Ten years ago, President Barack Obama announced the American Recovery and Reinvestment Act, an $831 billion federal spending program designed to provide economic stimulus in areas hardest hit by the Great Recession. One focus of ARRA was $7.2 billion aimed at developing broadband fiber networks in underserved or unserved areas of the country.
Officials in Minnesota’s sparsely populated Lake County received one of the largest ARRA broadband awards that included $66 million in grants and (mostly) loans to build an ambitious government-owned network. Lake County’s application was one of only 43 broadband projects approved for funding throughout the entire U.S.
It was, in the words of a Lake County commissioner, a “game-changer.” He went on to predict that “not only will we be able to attract new businesses and jobs to the area, but we will be able to provide additional health care, educational, and residential services to Lake and St. Louis County residents and businesses.”
Big promises were made by local elected officials who actively sought the ARRA funding. But none was as important as this: “[N]o county taxpayer funds would be at risk in order to cover the costs associated with building and operating the county’s ambitious broadband effort.”
That promise has been repeatedly broken.
Since 2012, inherent flaws in the plans to construct what would be known as Lake Connections were apparent. Yet, Lake County elected officials cobbled together enough operating capital to construct and begin operating a fiber network in this largely rural area of northern Minnesota. Sadly, taxpayers across the country are now paying the price for the yawning gap between officials’ rhetoric and the reality of today’s competitive broadband marketplace.
The Freedom Foundation of Minnesota has followed the Lake County broadband effort from inception. We released a report recently that chronicles the Lake County project from start to finish to serve as a cautionary tale for other elected officials considering undertaking similar efforts.
The Lake County broadband network (Lake Connections) was sold on Dec. 18 to a private Nebraska firm for $8.4 million — literally pennies on the dollar. These funds, when collected, will be used to satisfy the remaining debt owed by the county to the U.S. Department of Agriculture’s Rural Utilities Service agency, the originators of the $66 million ARRA loans and grants.
This means that the federal government will lose at least $40 million in taxpayer funds because of the Lake County broadband boondoggle.
There are a multitude of lessons to be learned from Lake County, just as there were when Monticello, Moorhead and numerous other communities attempted to construct and operate broadband networks. While many rural communities struggle to provide competitive economic development options for local businesses, it is a common misperception that a government broadband network will provide faster service at a lower cost to the community.
Instead, almost the exact opposite occurs: Current and future taxpayers face enormous risks while attempting to compete against internet service providers. But, most important, rarely is there a discussion with incumbent telecommunications companies before local elected officials decide to become their competitor.

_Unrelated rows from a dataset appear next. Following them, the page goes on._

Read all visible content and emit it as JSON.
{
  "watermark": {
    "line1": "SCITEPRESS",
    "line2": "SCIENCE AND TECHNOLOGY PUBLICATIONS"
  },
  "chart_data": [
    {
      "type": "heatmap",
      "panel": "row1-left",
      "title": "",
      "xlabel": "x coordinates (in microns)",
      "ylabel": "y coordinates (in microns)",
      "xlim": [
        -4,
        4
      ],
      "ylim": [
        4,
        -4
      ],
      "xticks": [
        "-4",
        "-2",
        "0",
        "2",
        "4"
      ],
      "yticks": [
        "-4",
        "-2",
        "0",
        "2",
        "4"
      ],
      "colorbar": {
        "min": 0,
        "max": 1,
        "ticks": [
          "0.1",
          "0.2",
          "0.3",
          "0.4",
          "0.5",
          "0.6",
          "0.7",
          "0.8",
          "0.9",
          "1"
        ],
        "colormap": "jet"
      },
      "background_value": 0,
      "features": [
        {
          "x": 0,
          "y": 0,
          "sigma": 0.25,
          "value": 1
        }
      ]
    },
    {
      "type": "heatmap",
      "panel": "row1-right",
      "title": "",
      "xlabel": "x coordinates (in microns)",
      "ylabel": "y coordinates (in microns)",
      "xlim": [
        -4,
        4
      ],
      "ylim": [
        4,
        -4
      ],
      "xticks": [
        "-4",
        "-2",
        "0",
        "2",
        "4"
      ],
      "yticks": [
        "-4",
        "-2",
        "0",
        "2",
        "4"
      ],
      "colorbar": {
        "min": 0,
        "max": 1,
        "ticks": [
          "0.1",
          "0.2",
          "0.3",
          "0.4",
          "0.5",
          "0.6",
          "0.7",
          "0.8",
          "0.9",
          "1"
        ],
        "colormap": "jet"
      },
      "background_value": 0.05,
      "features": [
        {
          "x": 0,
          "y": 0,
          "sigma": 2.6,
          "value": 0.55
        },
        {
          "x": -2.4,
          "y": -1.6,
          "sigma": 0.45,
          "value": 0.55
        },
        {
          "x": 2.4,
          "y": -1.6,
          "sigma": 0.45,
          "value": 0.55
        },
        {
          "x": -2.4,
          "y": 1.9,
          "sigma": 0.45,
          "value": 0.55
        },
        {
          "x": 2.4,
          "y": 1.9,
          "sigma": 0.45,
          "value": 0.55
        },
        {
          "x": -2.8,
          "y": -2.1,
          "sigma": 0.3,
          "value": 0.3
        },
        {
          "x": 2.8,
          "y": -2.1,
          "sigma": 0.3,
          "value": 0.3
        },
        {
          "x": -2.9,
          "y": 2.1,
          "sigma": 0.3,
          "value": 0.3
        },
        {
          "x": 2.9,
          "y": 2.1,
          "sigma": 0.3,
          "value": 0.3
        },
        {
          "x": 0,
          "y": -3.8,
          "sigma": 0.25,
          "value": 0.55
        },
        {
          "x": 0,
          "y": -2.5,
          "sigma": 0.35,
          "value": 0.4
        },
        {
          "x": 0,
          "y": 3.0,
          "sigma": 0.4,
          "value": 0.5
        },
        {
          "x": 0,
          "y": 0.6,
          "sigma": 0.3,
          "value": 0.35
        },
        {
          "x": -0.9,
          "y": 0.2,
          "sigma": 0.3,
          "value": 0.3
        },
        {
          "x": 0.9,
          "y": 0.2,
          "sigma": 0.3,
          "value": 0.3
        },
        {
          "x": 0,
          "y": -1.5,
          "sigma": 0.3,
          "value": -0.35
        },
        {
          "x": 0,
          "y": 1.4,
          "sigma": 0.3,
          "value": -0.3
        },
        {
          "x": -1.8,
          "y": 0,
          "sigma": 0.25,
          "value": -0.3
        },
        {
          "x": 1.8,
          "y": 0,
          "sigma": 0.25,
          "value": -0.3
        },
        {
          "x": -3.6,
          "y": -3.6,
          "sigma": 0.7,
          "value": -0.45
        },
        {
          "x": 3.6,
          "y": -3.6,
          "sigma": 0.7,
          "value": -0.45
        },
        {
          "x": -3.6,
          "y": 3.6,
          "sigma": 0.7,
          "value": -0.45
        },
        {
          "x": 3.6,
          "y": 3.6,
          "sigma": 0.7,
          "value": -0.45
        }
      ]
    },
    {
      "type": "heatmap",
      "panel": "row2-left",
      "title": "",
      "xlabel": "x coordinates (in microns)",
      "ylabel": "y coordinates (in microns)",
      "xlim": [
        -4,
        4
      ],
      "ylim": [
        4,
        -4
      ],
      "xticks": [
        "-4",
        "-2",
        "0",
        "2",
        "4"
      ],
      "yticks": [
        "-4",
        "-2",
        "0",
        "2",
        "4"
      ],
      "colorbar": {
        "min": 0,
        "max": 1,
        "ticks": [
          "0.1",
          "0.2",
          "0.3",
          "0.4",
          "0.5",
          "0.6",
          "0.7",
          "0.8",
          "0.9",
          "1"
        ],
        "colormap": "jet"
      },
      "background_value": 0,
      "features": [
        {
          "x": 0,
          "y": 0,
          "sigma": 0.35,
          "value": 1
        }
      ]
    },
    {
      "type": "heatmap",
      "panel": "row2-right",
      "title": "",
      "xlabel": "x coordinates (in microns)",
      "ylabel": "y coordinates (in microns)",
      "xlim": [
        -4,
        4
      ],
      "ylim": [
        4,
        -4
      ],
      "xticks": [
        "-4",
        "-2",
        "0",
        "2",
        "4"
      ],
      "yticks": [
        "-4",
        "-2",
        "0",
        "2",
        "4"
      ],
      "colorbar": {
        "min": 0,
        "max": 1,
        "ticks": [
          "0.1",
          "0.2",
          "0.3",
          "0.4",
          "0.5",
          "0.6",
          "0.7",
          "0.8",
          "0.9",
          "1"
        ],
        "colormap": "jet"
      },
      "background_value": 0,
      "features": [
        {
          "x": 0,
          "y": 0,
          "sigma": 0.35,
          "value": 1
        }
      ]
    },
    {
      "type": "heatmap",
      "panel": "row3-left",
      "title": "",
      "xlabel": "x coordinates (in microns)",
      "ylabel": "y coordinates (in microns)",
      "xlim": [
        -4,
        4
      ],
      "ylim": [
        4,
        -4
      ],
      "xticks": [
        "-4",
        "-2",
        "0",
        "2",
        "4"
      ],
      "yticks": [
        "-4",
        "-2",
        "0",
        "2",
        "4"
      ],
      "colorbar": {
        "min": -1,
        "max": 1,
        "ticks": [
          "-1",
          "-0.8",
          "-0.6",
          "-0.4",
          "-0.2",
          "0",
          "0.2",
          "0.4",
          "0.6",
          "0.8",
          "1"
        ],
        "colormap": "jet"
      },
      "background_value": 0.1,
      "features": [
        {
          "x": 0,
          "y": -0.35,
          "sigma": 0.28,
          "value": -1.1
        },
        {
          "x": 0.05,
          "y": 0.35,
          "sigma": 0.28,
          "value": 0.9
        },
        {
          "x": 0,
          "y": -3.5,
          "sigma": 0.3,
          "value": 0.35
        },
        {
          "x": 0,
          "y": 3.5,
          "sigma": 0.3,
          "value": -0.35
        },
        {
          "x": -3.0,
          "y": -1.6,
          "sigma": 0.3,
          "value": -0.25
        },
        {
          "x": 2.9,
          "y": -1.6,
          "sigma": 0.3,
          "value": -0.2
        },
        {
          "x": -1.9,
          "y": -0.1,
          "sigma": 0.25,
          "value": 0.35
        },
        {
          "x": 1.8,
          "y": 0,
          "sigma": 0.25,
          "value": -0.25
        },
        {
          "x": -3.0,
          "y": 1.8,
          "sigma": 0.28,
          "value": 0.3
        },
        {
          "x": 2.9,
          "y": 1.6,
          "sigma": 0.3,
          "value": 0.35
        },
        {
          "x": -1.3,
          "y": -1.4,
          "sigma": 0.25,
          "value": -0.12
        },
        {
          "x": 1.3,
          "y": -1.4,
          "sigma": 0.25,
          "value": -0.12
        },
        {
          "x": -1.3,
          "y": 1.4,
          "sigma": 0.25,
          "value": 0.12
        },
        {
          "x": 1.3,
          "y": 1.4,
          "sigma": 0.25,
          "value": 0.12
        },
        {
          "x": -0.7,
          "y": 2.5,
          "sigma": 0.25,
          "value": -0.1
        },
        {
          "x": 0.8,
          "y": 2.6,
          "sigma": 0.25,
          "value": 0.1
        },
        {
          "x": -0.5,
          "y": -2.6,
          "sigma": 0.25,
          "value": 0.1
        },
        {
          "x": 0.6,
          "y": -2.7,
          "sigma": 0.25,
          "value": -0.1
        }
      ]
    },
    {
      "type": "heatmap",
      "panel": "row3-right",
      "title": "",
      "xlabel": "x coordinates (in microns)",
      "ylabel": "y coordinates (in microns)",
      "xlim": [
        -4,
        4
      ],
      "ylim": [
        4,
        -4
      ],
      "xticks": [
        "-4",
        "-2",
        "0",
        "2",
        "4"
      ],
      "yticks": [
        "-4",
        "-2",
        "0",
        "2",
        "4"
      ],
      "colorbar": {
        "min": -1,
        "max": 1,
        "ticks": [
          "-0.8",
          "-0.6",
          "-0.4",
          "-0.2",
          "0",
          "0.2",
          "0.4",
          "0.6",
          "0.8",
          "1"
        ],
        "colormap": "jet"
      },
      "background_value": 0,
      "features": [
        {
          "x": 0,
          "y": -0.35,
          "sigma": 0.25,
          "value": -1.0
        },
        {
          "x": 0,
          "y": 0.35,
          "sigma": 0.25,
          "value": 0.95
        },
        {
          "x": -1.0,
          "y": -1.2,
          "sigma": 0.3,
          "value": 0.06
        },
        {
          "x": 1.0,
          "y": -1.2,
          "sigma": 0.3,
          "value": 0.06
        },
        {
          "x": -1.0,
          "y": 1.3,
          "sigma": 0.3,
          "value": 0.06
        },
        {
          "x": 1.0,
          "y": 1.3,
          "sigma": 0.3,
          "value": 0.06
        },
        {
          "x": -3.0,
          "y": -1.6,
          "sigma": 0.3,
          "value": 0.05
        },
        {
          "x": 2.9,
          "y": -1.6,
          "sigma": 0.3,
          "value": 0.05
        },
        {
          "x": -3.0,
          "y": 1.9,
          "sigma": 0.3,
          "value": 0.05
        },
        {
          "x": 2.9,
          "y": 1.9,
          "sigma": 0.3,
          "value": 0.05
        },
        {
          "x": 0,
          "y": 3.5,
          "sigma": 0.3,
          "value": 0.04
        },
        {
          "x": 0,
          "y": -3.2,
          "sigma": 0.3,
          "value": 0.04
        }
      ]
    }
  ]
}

Several Minnesota communities have opted to communicate their broadband needs to incumbent local providers to develop plans that would increase subscribers for the private internet company as well as achieving greater and faster service for local residents. These public/private partnerships deserve further study and support as a way to achieve greater economic growth in rural areas without the enormous risk that occurs to taxpayers when local government enters the market as a competitor.
The most important lesson learned in Lake County is one taxpayers will unfortunately pay for in years to come: Providing ultra-high-speed broadband service in large, rural areas is complicated, costly and ultimately highly competitive. It is extremely difficult to find a local unit of government out of the more than 450 communities that have attempted to develop or provide some form of taxpayer-funded, government-owned internet service that is able to become profitable within five years. They are wired to fail.
Annette Meeks is CEO of the Freedom Foundation of Minnesota.